Isotope producer is to restart amid controversy
In an extraordinary sequence of events the Canadian parliament has overruled the Canadian Nuclear Safety Commission (CNSC) and ordered the early restart of the NRU reactor, which provides muchof the world's medical isotope supply.
The Canadian lower house passed an after-hours bill on 11 December authorising the early restart of NRU at Chalk River, before owner-operator Atomic Energy of Canada Limited (AECL) and the CNSC had completed safety reviews of an interim operation plan.
AECL has "initiated procedures to restart" the reactor, and said it should begin producing medical isotopes again around 20 December.
An isotope supply crisis began on 6 December when a scheduled shutdown of the NRU facility at Chalk River was extended by AECL. The crown corporation voluntarily made the move after the CNSC found that safety upgrades it had mandated in mid-2006 had not been completed.
Key among the upgrades were two new backup cooling pump motor starters deemed necessary to ensure the continued forced circulation of cooling water, should pumps in normal use fail for any reason. In addition, upgraded back-up diesel generators were required to ensure supply of power to those pumps in case grid connection also failed simultaneously. Not carrying out the work put AECL in breach of its nuclear operating license.
To complete the work would have taken AECL some weeks, during which time supplies of medical isotopes molybdenum-99 and technetium-99m would have been exhausted, delaying treatment and putting lives at risk.

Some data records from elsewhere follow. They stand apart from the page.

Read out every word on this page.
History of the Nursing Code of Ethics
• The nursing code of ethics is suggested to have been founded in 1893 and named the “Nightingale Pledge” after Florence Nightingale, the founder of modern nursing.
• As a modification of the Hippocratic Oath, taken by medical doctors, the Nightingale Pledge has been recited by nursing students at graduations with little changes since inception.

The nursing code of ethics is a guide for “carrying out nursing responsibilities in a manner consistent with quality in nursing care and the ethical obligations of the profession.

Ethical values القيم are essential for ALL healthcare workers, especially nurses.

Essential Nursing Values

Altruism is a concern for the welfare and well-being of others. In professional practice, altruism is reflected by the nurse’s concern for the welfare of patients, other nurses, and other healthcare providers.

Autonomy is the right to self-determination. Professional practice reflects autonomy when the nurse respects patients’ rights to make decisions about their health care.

In a letter to Gary Lunn, minister of natural resources, and Tony Clement, minister of health, AECL's Ken Petrunik wrote that "heroic efforts" from AECL and its suppliers had enabled the company to upgrade one of the back-up pumps and the back-up power supply by 11 December.
Petrunik wrote: "AECL assures the government of Canada that NRU is safe to start up and operate in this mode."
However, to make necessary changes to the other pump would take until 20 December and, in the light of a growing shortage of medical isotopes, AECL was working with CNSC to gain approval to operate in this interim configuration - which remained outside its licence - and carry out the remaining upgrade over 16 weeks.
But the CNSC stuck to its guns. The independent body's President, Linda Keen, said to parliament: "In order for operations to resume, the CNSC must be satisfied that AECL has met all of its regulatory requirements and licence conditions, and that the reactor can operate safely. This is required by the Nuclear Safety and Control Act."
When a motion was tabled on 11 December to allow operation despite the CNSC, questions to Conservative prime minister Stephen Harper saw the issue become a political football. Liberal Michael Ignatief asked why the CNSC had no role in assessing NRU was safe during the 120-day period of the restart bill, to which Harper replied, "The continuing actions of the Liberal-appointed CNSC will jeopardise the health and safety and lives of tens of thousands of Canadians."
Harper later added: "It is in the public interest to get this reactor back online and get these medical radioisotopes produced. There is no threat to nuclear safety at all. There is a threat to human life."
On 13 December AECL announced it was beginning operations to restart the reactor, saying the unit was "safer than it has ever been."